Haskell & Hall to open store
An important business change in Warrensburgh is announced with the arrival of the new year. Haskell & Hall Co., Inc. succeeds the firm of Haskell Brothers, general merchants who have successfully conducted a store in the Wills Block on Hudson Street with $18,000 in capital. The directors are Frank E. Haskell, George R. Haskell and Fred W. Hall, all of Warrensburgh.
They say their new establishment will be the finest department store in this area as they have made arrangements to purchase the entire stock and fixtures of Mr. Thomas B. McGann and to lease his present store in the Aldrich-McGann block where he has conducted a dry goods store for a number of years. They state that “A dollar saved is a dollar earned — and we can save you a dollar.”
Frank and George Haskell came to Warrensburgh from Chestertown and purchased the stock and goodwill of John H. Remington with only modest funds and started in the grocery store business. By fair methods and excellent management they built up a large trade. In 1913 they added a line of dry goods. Mr. Hall came from Seneca Falls about a year ago and until recently conducted the Warrensburgh Garage in partnership with Edson Granger.
(Note - The Haskell Brothers’ original store was in the stone building, still standing, next door north of the Merrill-Magee House. It is an odd coincidence that now, just 100 years after the Haskells moved out of it to the new store in the Aldrich-McGann block, the building is seeing the passing of another long time resident.

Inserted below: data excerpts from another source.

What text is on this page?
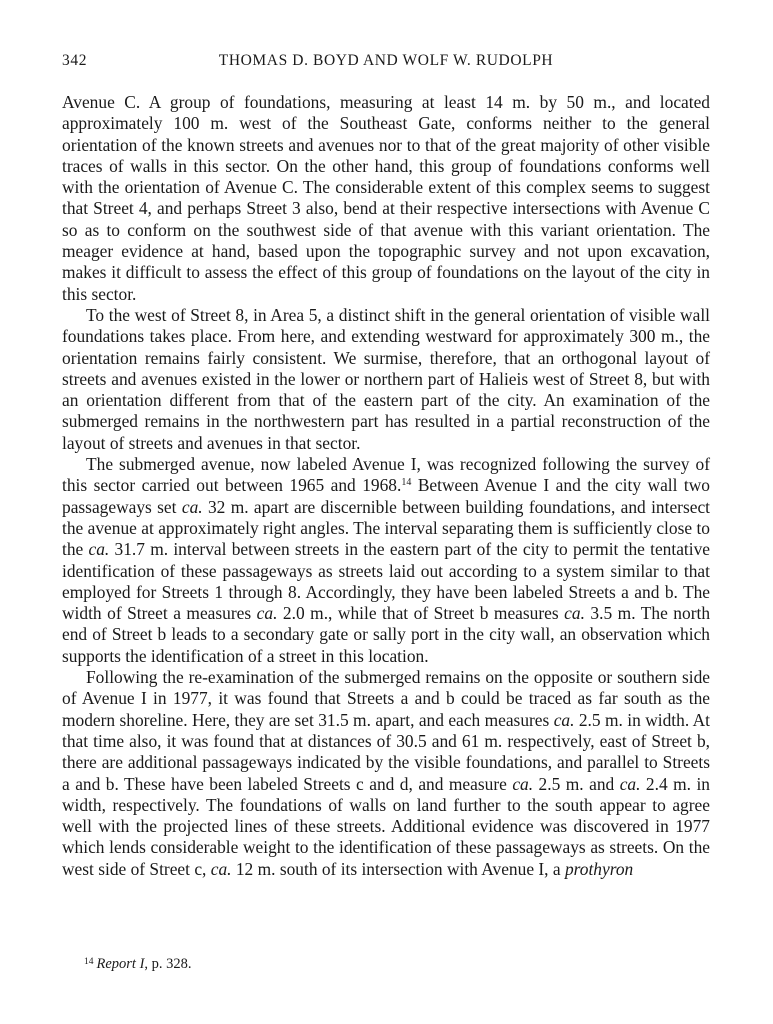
342	THOMAS D. BOYD AND WOLF W. RUDOLPH

Avenue C. A group of foundations, measuring at least 14 m. by 50 m., and located approximately 100 m. west of the Southeast Gate, conforms neither to the general orientation of the known streets and avenues nor to that of the great majority of other visible traces of walls in this sector. On the other hand, this group of foundations conforms well with the orientation of Avenue C. The considerable extent of this complex seems to suggest that Street 4, and perhaps Street 3 also, bend at their respective intersections with Avenue C so as to conform on the southwest side of that avenue with this variant orientation. The meager evidence at hand, based upon the topographic survey and not upon excavation, makes it difficult to assess the effect of this group of foundations on the layout of the city in this sector.

To the west of Street 8, in Area 5, a distinct shift in the general orientation of visible wall foundations takes place. From here, and extending westward for approximately 300 m., the orientation remains fairly consistent. We surmise, therefore, that an orthogonal layout of streets and avenues existed in the lower or northern part of Halieis west of Street 8, but with an orientation different from that of the eastern part of the city. An examination of the submerged remains in the northwestern part has resulted in a partial reconstruction of the layout of streets and avenues in that sector.

The submerged avenue, now labeled Avenue I, was recognized following the survey of this sector carried out between 1965 and 1968.14 Between Avenue I and the city wall two passageways set ca. 32 m. apart are discernible between building foundations, and intersect the avenue at approximately right angles. The interval separating them is sufficiently close to the ca. 31.7 m. interval between streets in the eastern part of the city to permit the tentative identification of these passageways as streets laid out according to a system similar to that employed for Streets 1 through 8. Accordingly, they have been labeled Streets a and b. The width of Street a measures ca. 2.0 m., while that of Street b measures ca. 3.5 m. The north end of Street b leads to a secondary gate or sally port in the city wall, an observation which supports the identification of a street in this location.

Following the re-examination of the submerged remains on the opposite or southern side of Avenue I in 1977, it was found that Streets a and b could be traced as far south as the modern shoreline. Here, they are set 31.5 m. apart, and each measures ca. 2.5 m. in width. At that time also, it was found that at distances of 30.5 and 61 m. respectively, east of Street b, there are additional passageways indicated by the visible foundations, and parallel to Streets a and b. These have been labeled Streets c and d, and measure ca. 2.5 m. and ca. 2.4 m. in width, respectively. The foundations of walls on land further to the south appear to agree well with the projected lines of these streets. Additional evidence was discovered in 1977 which lends considerable weight to the identification of these passageways as streets. On the west side of Street c, ca. 12 m. south of its intersection with Avenue I, a prothyron

$^{14}$ Report I, p. 328.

Irene E. Hall, 88, died Dec. 16, 2013 at her home. She was born Feb. 3, 1925 in Thurman, daughter of the late Lee and Mabel Bunker Baker. On Feb. 11, 1944, Irene married Simeon E. Hall and they lived in the building and operated Hall’s Bait & Tackle Shop there for many years. Mr. Hall died Aug. 21, 1988 after 44 years of marriage — and Irene, an avid historian, went on residing in the historic structure that was once known as the Wills Livery Stable.)
Elderly man loses home
A dwelling house on Schroon Avenue near the Judd Bridge, owned and occupied by John Reirden, an aged man, burned this week. The cause is believed to be a defective chimney. When the fire broke out, Reirden was alone in the house and owing to his infirm condition, it was some time before he could sound an alarm. By the time help arrived, there was no hope in saving the building. Most of the furniture was removed by neighbors.
Musicians move south
Glens Falls pianist Prof. Charles K. Hicks, who with local violinist Frank Green has played for most of the dances in Warrensburgh this past season, has gone to Florida with four Troy musicians to furnish music during the winter at the Atlantic Beach Hotel near Jacksonville. The party left New York city, Jan. 14, 1914 by steamer.
Meat market to open
John H. O’Connor, who has resided in Brooklyn for several months, has returned to Warrensburgh and will open a meat market in G.M. Swan’s building opposite the Grand Army House downtown. Mr. O’Connor was formerly employed by G.H. Dickinson, the downtown meat man, as delivery clerk. (Note - The Swan house is today on the south corner of Main St. and Horicon Avenue.)